The Government has confirmed that it will be bringing forward amendments to a bill providing for gender pay gap reporting, the Irish Human Rights and Equality Commission (Gender Pay Gap Information) Bill 2017.

This private members’ bill was introduced by Labour in the Seanad.  At a debate in the Seanad on 25 October 2017 David Stanton TD, Minister for State in the Department of Justice and Equality, stated that the Government would be examining the bill with a view to bringing forward amendments. 

The Minister stated that in the first instance submissions made as part of the consultation on measures to tackle the gender pay gap will be considered at a symposium planned for 4 December 2017, and that the bill will not be pursued further until the Government brings forward proposals following this consultation process.

The Minister stated:

"A lead-in time would be needed both for the making and administration of a scheme and for employers to gear up to produce the information specified.  I take the opportunity to ask all companies, both public and private, to start focusing on this matter now.  It is important that all companies, both public and private, do so if they have not already started."

Under Labour’s proposals, the requirement to publish gender pay gap information would not apply to employers with fewer than 50 employees.  An employer who contravenes these provisions would be liable to a fine of €5,000.
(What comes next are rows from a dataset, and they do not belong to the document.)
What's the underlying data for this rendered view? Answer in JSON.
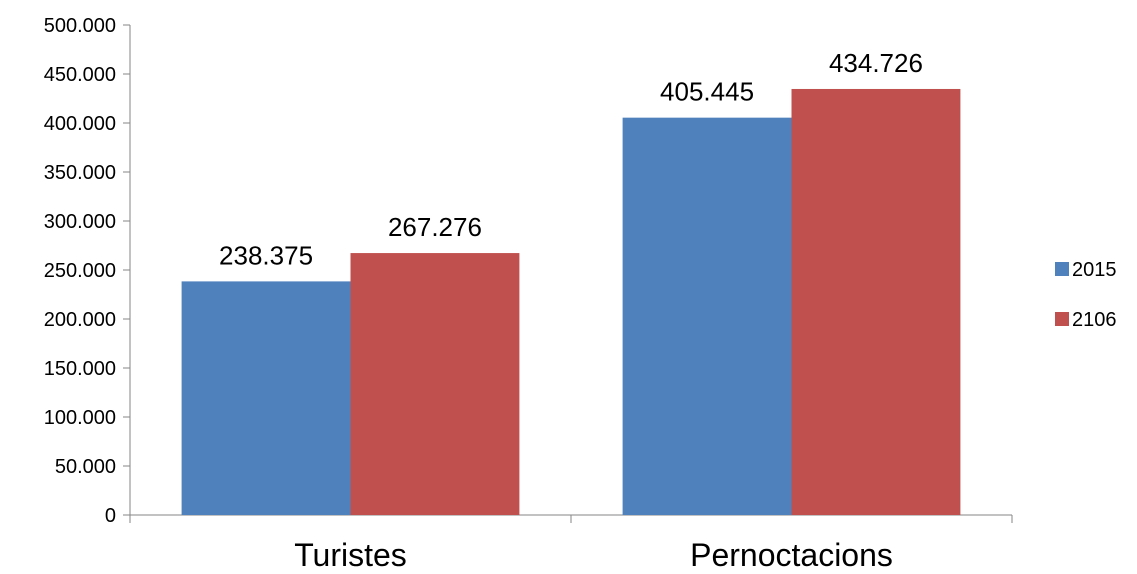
{
  "chart_data": {
    "type": "bar",
    "categories": [
      "Turistes",
      "Pernoctacions"
    ],
    "series": [
      {
        "name": "2015",
        "values": [
          238375,
          405445
        ],
        "labels": [
          "238.375",
          "405.445"
        ],
        "color": "#4F81BD"
      },
      {
        "name": "2106",
        "values": [
          267276,
          434726
        ],
        "labels": [
          "267.276",
          "434.726"
        ],
        "color": "#C0504D"
      }
    ],
    "ylim": [
      0,
      500000
    ],
    "yticks": [
      0,
      50000,
      100000,
      150000,
      200000,
      250000,
      300000,
      350000,
      400000,
      450000,
      500000
    ],
    "ytick_labels": [
      "0",
      "50.000",
      "100.000",
      "150.000",
      "200.000",
      "250.000",
      "300.000",
      "350.000",
      "400.000",
      "450.000",
      "500.000"
    ],
    "grid": false,
    "legend_position": "right"
  }
}
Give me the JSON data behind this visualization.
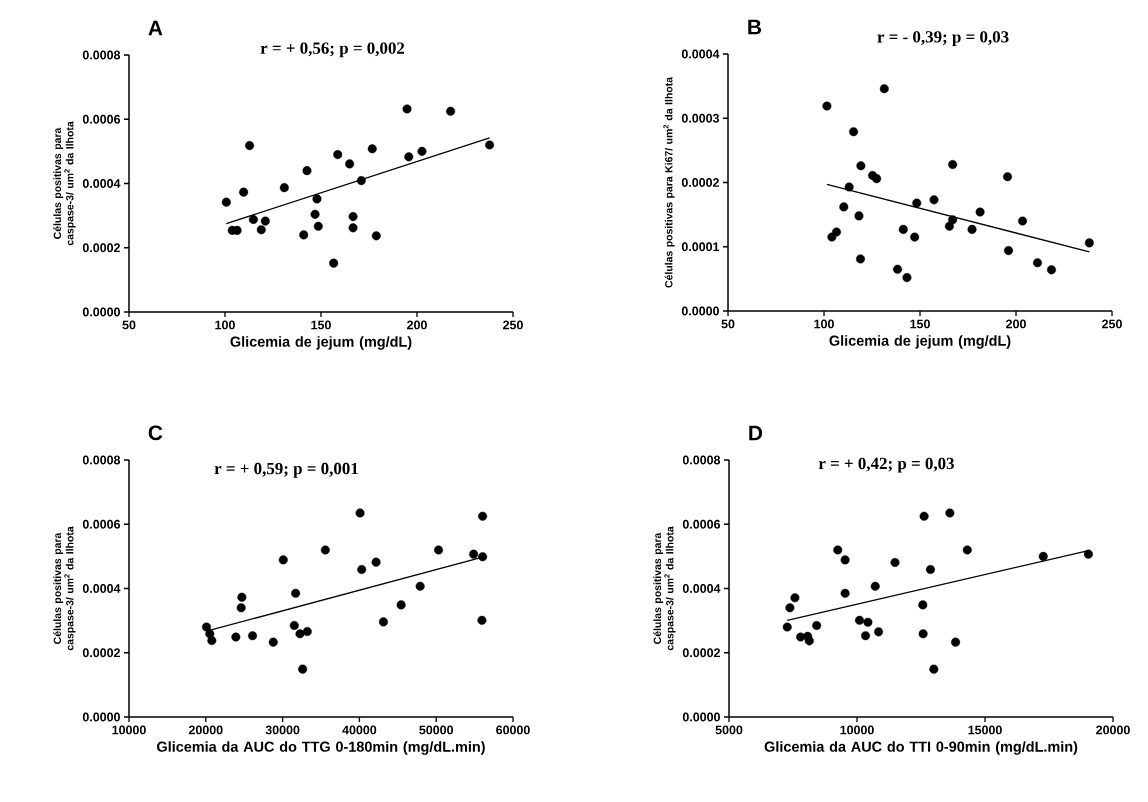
{
  "chart_data": [
    {
      "type": "scatter",
      "title": "A",
      "xlabel": "Glicemia de jejum (mg/dL)",
      "ylabel": "Células positivas para caspase-3/ um$^{2}$ da Ilhota",
      "annotations": [
        "r = + 0,56; p = 0,002"
      ],
      "xlim": [
        50,
        250
      ],
      "xticks": [
        50,
        100,
        150,
        200,
        250
      ],
      "ylim": [
        0,
        0.0008
      ],
      "yticks": [
        {
          "value": 0,
          "label": "0.0000"
        },
        {
          "value": 0.0002,
          "label": "0.0002"
        },
        {
          "value": 0.0004,
          "label": "0.0004"
        },
        {
          "value": 0.0006,
          "label": "0.0006"
        },
        {
          "value": 0.0008,
          "label": "0.0008"
        }
      ],
      "marker": "circle",
      "series": [
        {
          "color": "#000000",
          "x": [
            100.7,
            103.8,
            106.3,
            109.7,
            112.8,
            114.8,
            118.9,
            121,
            130.9,
            141,
            142.7,
            146.9,
            147.9,
            148.6,
            156.6,
            158.7,
            164.9,
            166.7,
            166.7,
            171,
            176.7,
            178.8,
            194.8,
            195.7,
            202.6,
            217.5,
            237.8
          ],
          "values": [
            0.000342,
            0.000254,
            0.000254,
            0.000373,
            0.000518,
            0.000288,
            0.000256,
            0.000283,
            0.000387,
            0.00024,
            0.00044,
            0.000304,
            0.000352,
            0.000267,
            0.000152,
            0.00049,
            0.000461,
            0.000297,
            0.000262,
            0.000409,
            0.000508,
            0.000237,
            0.000632,
            0.000483,
            0.0005,
            0.000625,
            0.00052
          ]
        },
        {
          "type": "line",
          "color": "#000000",
          "marker": "none",
          "line_style": "solid",
          "x": [
            100.7,
            237.8
          ],
          "values": [
            0.000275,
            0.000542
          ]
        }
      ]
    },
    {
      "type": "scatter",
      "title": "B",
      "xlabel": "Glicemia de jejum (mg/dL)",
      "ylabel": "Células positivas para Ki67/ um$^{2}$ da Ilhota",
      "annotations": [
        "r = - 0,39; p = 0,03"
      ],
      "xlim": [
        50,
        250
      ],
      "xticks": [
        50,
        100,
        150,
        200,
        250
      ],
      "ylim": [
        0,
        0.0004
      ],
      "yticks": [
        {
          "value": 0,
          "label": "0.0000"
        },
        {
          "value": 0.0001,
          "label": "0.0001"
        },
        {
          "value": 0.0002,
          "label": "0.0002"
        },
        {
          "value": 0.0003,
          "label": "0.0003"
        },
        {
          "value": 0.0004,
          "label": "0.0004"
        }
      ],
      "marker": "circle",
      "series": [
        {
          "color": "#000000",
          "x": [
            101.5,
            104.1,
            106.5,
            110.3,
            113.1,
            115.4,
            118.2,
            119.2,
            119,
            125.3,
            127.4,
            131.4,
            138.3,
            141.3,
            143.2,
            147.2,
            148.3,
            157.3,
            165.3,
            167,
            167,
            177.1,
            181.3,
            195.6,
            196.1,
            203.4,
            211.2,
            218.5,
            238.2
          ],
          "values": [
            0.000319,
            0.000115,
            0.000123,
            0.000162,
            0.000193,
            0.000279,
            0.000148,
            0.000226,
            8.1e-05,
            0.000211,
            0.000206,
            0.000346,
            6.5e-05,
            0.000127,
            5.2e-05,
            0.000115,
            0.000168,
            0.000173,
            0.000132,
            0.000228,
            0.000142,
            0.000127,
            0.000154,
            0.000209,
            9.4e-05,
            0.00014,
            7.5e-05,
            6.4e-05,
            0.000106
          ]
        },
        {
          "type": "line",
          "color": "#000000",
          "marker": "none",
          "line_style": "solid",
          "x": [
            101.5,
            238.2
          ],
          "values": [
            0.000197,
            9.2e-05
          ]
        }
      ]
    },
    {
      "type": "scatter",
      "title": "C",
      "xlabel": "Glicemia da AUC do TTG 0-180min (mg/dL.min)",
      "ylabel": "Células positivas para caspase-3/ um$^{2}$ da Ilhota",
      "annotations": [
        "r = + 0,59; p = 0,001"
      ],
      "xlim": [
        10000,
        60000
      ],
      "xticks": [
        10000,
        20000,
        30000,
        40000,
        50000,
        60000
      ],
      "ylim": [
        0,
        0.0008
      ],
      "yticks": [
        {
          "value": 0,
          "label": "0.0000"
        },
        {
          "value": 0.0002,
          "label": "0.0002"
        },
        {
          "value": 0.0004,
          "label": "0.0004"
        },
        {
          "value": 0.0006,
          "label": "0.0006"
        },
        {
          "value": 0.0008,
          "label": "0.0008"
        }
      ],
      "marker": "circle",
      "series": [
        {
          "color": "#000000",
          "x": [
            20087,
            20522,
            20783,
            23913,
            24696,
            24609,
            26087,
            28783,
            30087,
            31696,
            31522,
            32261,
            32609,
            33217,
            35565,
            40087,
            40304,
            42174,
            43130,
            45435,
            47913,
            50304,
            54870,
            56043,
            56043,
            55957
          ],
          "values": [
            0.00028,
            0.000259,
            0.000238,
            0.000249,
            0.000373,
            0.00034,
            0.000253,
            0.000233,
            0.000489,
            0.000385,
            0.000285,
            0.000259,
            0.000149,
            0.000266,
            0.00052,
            0.000635,
            0.000459,
            0.000482,
            0.000296,
            0.000349,
            0.000407,
            0.00052,
            0.000507,
            0.000625,
            0.000499,
            0.000301
          ]
        },
        {
          "type": "line",
          "color": "#000000",
          "marker": "none",
          "line_style": "solid",
          "x": [
            20087,
            56043
          ],
          "values": [
            0.000267,
            0.000498
          ]
        }
      ]
    },
    {
      "type": "scatter",
      "title": "D",
      "xlabel": "Glicemia da AUC do TTI 0-90min (mg/dL.min)",
      "ylabel": "Células positivas para caspase-3/ um$^{2}$ da Ilhota",
      "annotations": [
        "r = + 0,42; p = 0,03"
      ],
      "xlim": [
        5000,
        20000
      ],
      "xticks": [
        5000,
        10000,
        15000,
        20000
      ],
      "ylim": [
        0,
        0.0008
      ],
      "yticks": [
        {
          "value": 0,
          "label": "0.0000"
        },
        {
          "value": 0.0002,
          "label": "0.0002"
        },
        {
          "value": 0.0004,
          "label": "0.0004"
        },
        {
          "value": 0.0006,
          "label": "0.0006"
        },
        {
          "value": 0.0008,
          "label": "0.0008"
        }
      ],
      "marker": "circle",
      "series": [
        {
          "color": "#000000",
          "x": [
            7275,
            7379,
            7575,
            7797,
            8072,
            8137,
            8425,
            9248,
            9536,
            9536,
            10098,
            10425,
            10333,
            10843,
            10712,
            11484,
            12569,
            12582,
            12621,
            12869,
            13000,
            13627,
            13850,
            14307,
            17275,
            19039
          ],
          "values": [
            0.00028,
            0.00034,
            0.000371,
            0.000249,
            0.000251,
            0.000237,
            0.000285,
            0.00052,
            0.000489,
            0.000385,
            0.000301,
            0.000295,
            0.000253,
            0.000265,
            0.000407,
            0.000481,
            0.000349,
            0.000259,
            0.000625,
            0.000459,
            0.000149,
            0.000635,
            0.000233,
            0.00052,
            0.0005,
            0.000507
          ]
        },
        {
          "type": "line",
          "color": "#000000",
          "marker": "none",
          "line_style": "solid",
          "x": [
            7275,
            19039
          ],
          "values": [
            0.000301,
            0.000518
          ]
        }
      ]
    }
  ]
}
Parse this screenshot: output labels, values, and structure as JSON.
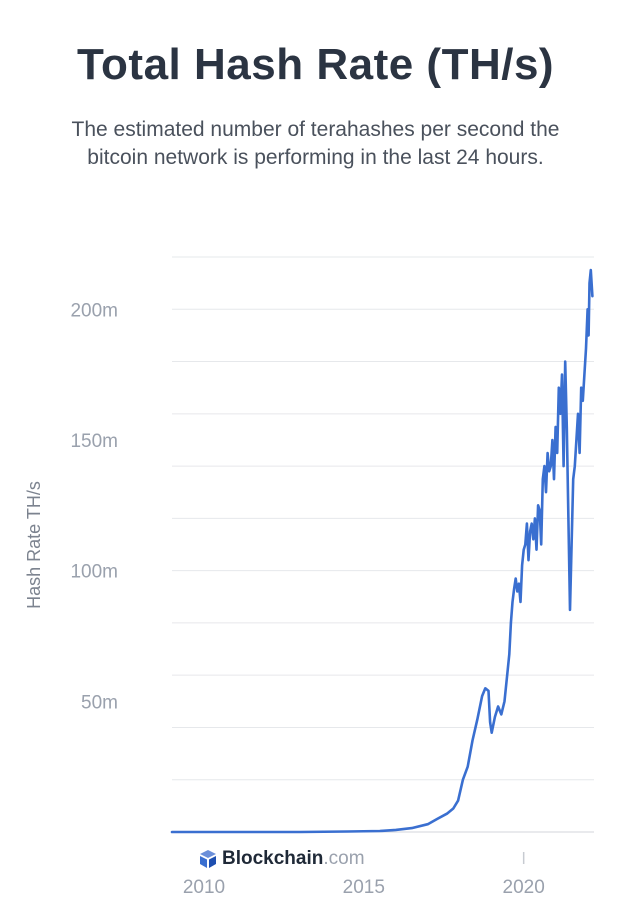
{
  "header": {
    "title": "Total Hash Rate (TH/s)",
    "subtitle": "The estimated number of terahashes per second the bitcoin network is performing in the last 24 hours."
  },
  "brand": {
    "name": "Blockchain",
    "tld": ".com",
    "icon": "blockchain-logo-icon"
  },
  "colors": {
    "line": "#3a6fd0",
    "grid": "#e6e8eb",
    "axis": "#d3d6db",
    "tick_text": "#9aa1ad"
  },
  "chart_data": {
    "type": "line",
    "title": "Total Hash Rate (TH/s)",
    "xlabel": "",
    "ylabel": "Hash Rate TH/s",
    "xlim": [
      2009.0,
      2022.2
    ],
    "ylim": [
      0,
      220000000
    ],
    "grid": true,
    "x_ticks": [
      2010,
      2015,
      2020
    ],
    "x_tick_labels": [
      "2010",
      "2015",
      "2020"
    ],
    "y_ticks": [
      50000000,
      100000000,
      150000000,
      200000000
    ],
    "y_tick_labels": [
      "50m",
      "100m",
      "150m",
      "200m"
    ],
    "series": [
      {
        "name": "Hash Rate TH/s",
        "x": [
          2009.0,
          2011.0,
          2013.0,
          2014.5,
          2015.5,
          2016.0,
          2016.5,
          2017.0,
          2017.3,
          2017.6,
          2017.8,
          2017.95,
          2018.1,
          2018.25,
          2018.4,
          2018.55,
          2018.7,
          2018.8,
          2018.9,
          2018.95,
          2019.0,
          2019.1,
          2019.2,
          2019.3,
          2019.4,
          2019.5,
          2019.55,
          2019.6,
          2019.65,
          2019.7,
          2019.75,
          2019.8,
          2019.85,
          2019.9,
          2019.95,
          2020.0,
          2020.05,
          2020.1,
          2020.15,
          2020.2,
          2020.25,
          2020.3,
          2020.35,
          2020.4,
          2020.45,
          2020.5,
          2020.55,
          2020.6,
          2020.65,
          2020.7,
          2020.75,
          2020.8,
          2020.85,
          2020.9,
          2020.95,
          2021.0,
          2021.05,
          2021.1,
          2021.15,
          2021.2,
          2021.25,
          2021.3,
          2021.35,
          2021.4,
          2021.45,
          2021.5,
          2021.55,
          2021.6,
          2021.65,
          2021.7,
          2021.75,
          2021.8,
          2021.85,
          2021.9,
          2021.95,
          2022.0,
          2022.03,
          2022.06,
          2022.1,
          2022.15
        ],
        "values": [
          0,
          0,
          0,
          200000,
          400000,
          800000,
          1500000,
          3000000,
          5000000,
          7000000,
          9000000,
          12000000,
          20000000,
          25000000,
          35000000,
          43000000,
          52000000,
          55000000,
          54000000,
          42000000,
          38000000,
          44000000,
          48000000,
          45000000,
          50000000,
          62000000,
          68000000,
          80000000,
          88000000,
          93000000,
          97000000,
          92000000,
          95000000,
          88000000,
          102000000,
          108000000,
          110000000,
          118000000,
          104000000,
          115000000,
          118000000,
          112000000,
          120000000,
          108000000,
          125000000,
          123000000,
          110000000,
          135000000,
          140000000,
          130000000,
          145000000,
          138000000,
          140000000,
          150000000,
          135000000,
          155000000,
          145000000,
          170000000,
          160000000,
          175000000,
          140000000,
          180000000,
          155000000,
          120000000,
          85000000,
          110000000,
          135000000,
          140000000,
          150000000,
          160000000,
          145000000,
          170000000,
          165000000,
          175000000,
          185000000,
          200000000,
          190000000,
          210000000,
          215000000,
          205000000
        ]
      }
    ]
  }
}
The information to be published by an employer would include differences between the mean hourly rate of pay, the median hourly rate of pay, mean bonus pay, and median bonus pay paid to male and female employees.

In addition, employers subject to the scheme would be required to report on the proportions of male and female employees who were paid bonus pay, and the proportions of male and female employees in the lower, lower middle, upper middle and upper quartile pay bands. 

The above information would be required to be broken down by reference to age and full-time or part-time status.